Crawford named Donald Rumsfeld as the architect of the torture in question, that of Mohammed Al-Qahtani, whose lawyers were quick to respond.
The Washington Post’s Dan Froomkin has more on this curious development.
All this has seriously spooked the outgoing CIA director, Michael Hayden, as Jason Leopold reports.
Meanwhile, the unrepentant and unlamented Donald Rumsfeld is feeling the full force of that old Mexican curse – “May your life be filled with lawyers”.
The fathers of two men who suicided at Gitmo in 2006 are suing the former Secretary of Defence in a civil suit for wrongful death. Law.com has more on this.
Rumsfeld is not alone. Former Attorney General John Ashcroft (seen here) is defending two suits for domestic detentions and mistreatment pending in the Supreme Court and 2nd Court of Appeals, respectively.
Ashcroft v Iqbal involves the extralegal round-up in 2001 of thousands of Muslim men. NY Times has more detail on this case.
Arar v Ashcroft is the case of Maher Arar, an innocent Canadian who was grabbed by US Immigration while transiting JFK airport and forcibly flown to Syria where he was tortured for nearly a year.
* * *
While more civil suits for torture are likely, prosecution for war crimes is also possible, according to The Nation as well as a Chicago Sun-Times op-ed.
As Elizabeth Holtzman explains, Congress could remove the retroactive immunity from War Crimes Act liability that the Military Commissions Act inserted for Bush officials, and restore war crimes liability.
Even lawyers (e.g. John Yoo, David Addington, Jay Bybee and “Jim” Haynes) are candidates for prosecution.
Bruce Ackerman argues in Slate that Bybee, now a 9th Court of Appeals judge, should be impeached.
Law prof and blogger Scott Horton has an article in Harper’s on “Justice After Bush – Prosecuting an Outlaw Administration”.
* * *
If Obama’s Justice Department decides to prosecute anyone from the Ancien Régime, the House Judiciary Committee has just released a handy 487 page compendium of Bush administration crimes.
Also, the Senate Armed Services Committee led by Senators Levin and McCain has issued a bipartisan report on the torture policies of the Bush administration.
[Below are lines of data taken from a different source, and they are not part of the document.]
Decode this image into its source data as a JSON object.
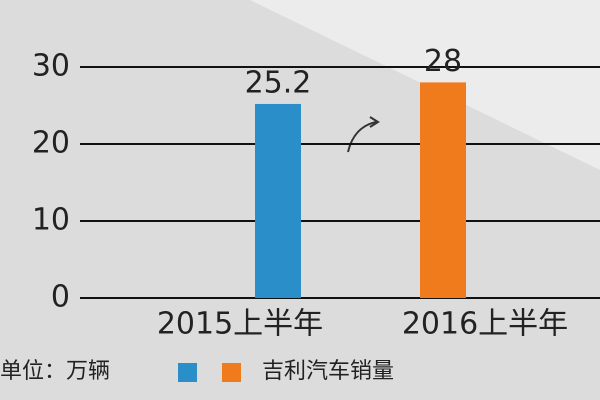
{
  "chart_data": {
    "type": "bar",
    "categories": [
      "2015上半年",
      "2016上半年"
    ],
    "values": [
      25.2,
      28
    ],
    "colors": [
      "#2a8fc9",
      "#f07b1c"
    ],
    "ylim": [
      0,
      30
    ],
    "yticks": [
      0,
      10,
      20,
      30
    ],
    "grid": true,
    "unit": "单位：万辆",
    "legend_label": "吉利汽车销量"
  }
}
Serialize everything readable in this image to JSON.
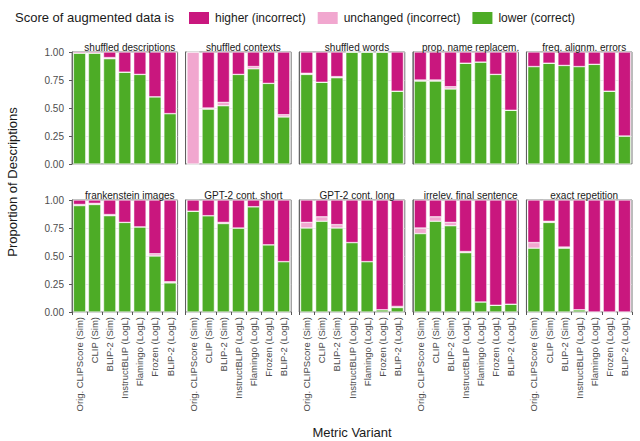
{
  "chart_data": {
    "type": "bar",
    "stacked": true,
    "grid": true,
    "legend": "top",
    "legend_title": "Score of augmented data is",
    "x_label": "Metric Variant",
    "y_label": "Proportion of Descriptions",
    "categories": [
      "Orig. CLIPScore (Sim)",
      "CLIP (Sim)",
      "BLIP-2 (Sim)",
      "InstructBLIP (LogL)",
      "Flamingo (LogL)",
      "Frozen (LogL)",
      "BLIP-2 (LogL)"
    ],
    "ylim": [
      0,
      1
    ],
    "yticks": [
      {
        "value": 0,
        "label": "0.00"
      },
      {
        "value": 0.25,
        "label": "0.25"
      },
      {
        "value": 0.5,
        "label": "0.50"
      },
      {
        "value": 0.75,
        "label": "0.75"
      },
      {
        "value": 1,
        "label": "1.00"
      }
    ],
    "series": [
      {
        "name": "higher (incorrect)",
        "color": "#c9177e"
      },
      {
        "name": "unchanged (incorrect)",
        "color": "#f1a7cf"
      },
      {
        "name": "lower (correct)",
        "color": "#4dac26"
      }
    ],
    "panels": [
      {
        "title": "shuffled descriptions",
        "values": [
          [
            0.01,
            0.01,
            0.05,
            0.18,
            0.2,
            0.4,
            0.55
          ],
          [
            0,
            0,
            0.01,
            0,
            0,
            0,
            0
          ],
          [
            0.99,
            0.99,
            0.94,
            0.82,
            0.8,
            0.6,
            0.45
          ]
        ]
      },
      {
        "title": "shuffled contexts",
        "values": [
          [
            0,
            0.5,
            0.45,
            0.2,
            0.13,
            0.28,
            0.56
          ],
          [
            1.0,
            0.01,
            0.03,
            0,
            0.02,
            0,
            0.02
          ],
          [
            0,
            0.49,
            0.52,
            0.8,
            0.85,
            0.72,
            0.42
          ]
        ]
      },
      {
        "title": "shuffled words",
        "values": [
          [
            0.19,
            0.27,
            0.22,
            0,
            0,
            0,
            0.35
          ],
          [
            0.01,
            0,
            0.01,
            0,
            0,
            0,
            0
          ],
          [
            0.8,
            0.73,
            0.77,
            1.0,
            1.0,
            1.0,
            0.65
          ]
        ]
      },
      {
        "title": "prop. name replacem.",
        "values": [
          [
            0.25,
            0.25,
            0.31,
            0.1,
            0.09,
            0.2,
            0.52
          ],
          [
            0.01,
            0.01,
            0.02,
            0,
            0,
            0,
            0
          ],
          [
            0.74,
            0.74,
            0.67,
            0.9,
            0.91,
            0.8,
            0.48
          ]
        ]
      },
      {
        "title": "freq. alignm. errors",
        "values": [
          [
            0.13,
            0.1,
            0.12,
            0.13,
            0.11,
            0.35,
            0.75
          ],
          [
            0,
            0,
            0,
            0,
            0,
            0,
            0
          ],
          [
            0.87,
            0.9,
            0.88,
            0.87,
            0.89,
            0.65,
            0.25
          ]
        ]
      },
      {
        "title": "frankenstein images",
        "values": [
          [
            0.04,
            0.03,
            0.13,
            0.2,
            0.24,
            0.48,
            0.73
          ],
          [
            0.01,
            0.01,
            0.01,
            0,
            0,
            0.02,
            0.01
          ],
          [
            0.95,
            0.96,
            0.86,
            0.8,
            0.76,
            0.5,
            0.26
          ]
        ]
      },
      {
        "title": "GPT-2 cont. short",
        "values": [
          [
            0.1,
            0.14,
            0.2,
            0.25,
            0.06,
            0.4,
            0.55
          ],
          [
            0,
            0,
            0.01,
            0,
            0,
            0,
            0
          ],
          [
            0.9,
            0.86,
            0.79,
            0.75,
            0.94,
            0.6,
            0.45
          ]
        ]
      },
      {
        "title": "GPT-2 cont. long",
        "values": [
          [
            0.2,
            0.15,
            0.22,
            0.38,
            0.55,
            0.98,
            0.95
          ],
          [
            0.05,
            0.04,
            0.03,
            0,
            0,
            0,
            0.01
          ],
          [
            0.75,
            0.81,
            0.75,
            0.62,
            0.45,
            0.02,
            0.04
          ]
        ]
      },
      {
        "title": "irrelev. final sentence",
        "values": [
          [
            0.25,
            0.15,
            0.2,
            0.46,
            0.91,
            0.94,
            0.93
          ],
          [
            0.05,
            0.04,
            0.03,
            0.01,
            0,
            0,
            0
          ],
          [
            0.7,
            0.81,
            0.77,
            0.53,
            0.09,
            0.06,
            0.07
          ]
        ]
      },
      {
        "title": "exact repetition",
        "values": [
          [
            0.38,
            0.19,
            0.42,
            0.98,
            1.0,
            1.0,
            1.0
          ],
          [
            0.05,
            0.01,
            0.01,
            0,
            0,
            0,
            0
          ],
          [
            0.57,
            0.8,
            0.57,
            0.02,
            0,
            0,
            0
          ]
        ]
      }
    ]
  }
}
The executive summary cam be found HERE.
The Armed Services Committee’s report was all too much for The Wall Street Journal, which fumed that Senator Levin’s call for an independent commission to investigate “alleged (sic) torture policies … will … encourage some grandstanding foreign prosecutor to arrest Mr Rumsfeld and other Bush officials like Pinochet if they dare to leave the US”.
One certainly hopes so.
The Senate committee also released several previously undisclosed “torture” and related memos, but this proved unnecessary. Now that the Bush Gang has left town, they are spilling their guts.
For instance, the Justice Department has now provided the OLC advice that Congress has sought for four years: Patrick Philbin’s (pic) November 2001 “legal opinion” that upheld the legality of Bush’s “presidential” military commissions – afterwards declared unconstitutional by the Supreme Court .
The DoJ website has also published other opinions it had suppressed for up to eight years.
The most notorious opinions are still missing, including John Yoo’s memo of September 21, 2001 claiming the Fourth Amendment doesn’t apply to the Bush Regime.
* * *
Torture and abuse are hardly a secret anymore. Indeed, the Bush administration is actually arguing that evidence obtained by torture is admissible.
In a little-reported case in the Court of Military Commission Review, the government has appealed the decision of commission judge Stephen Henley in which he refused to admit the tortured confessions of Mohamed Jawad.
This must surely represent the nadir of the Bush Gang – seeking to use the tortured evidence of a child and then appealing the order of the judge who excluded it.
The amended brief on which Jawad’s lawyers argued his case on January 13 is HERE.
On the same day, Jawad’s former prosecutor, Lt Col Darrel Vandeveld (see my post of October 27), filed an affidavit in support of his DC habeas action.
The Washington Post has more on this.
In his affidavit, Vandeveld sees himself as Jawad’s “former prosecutor and now-repentant persecutor”.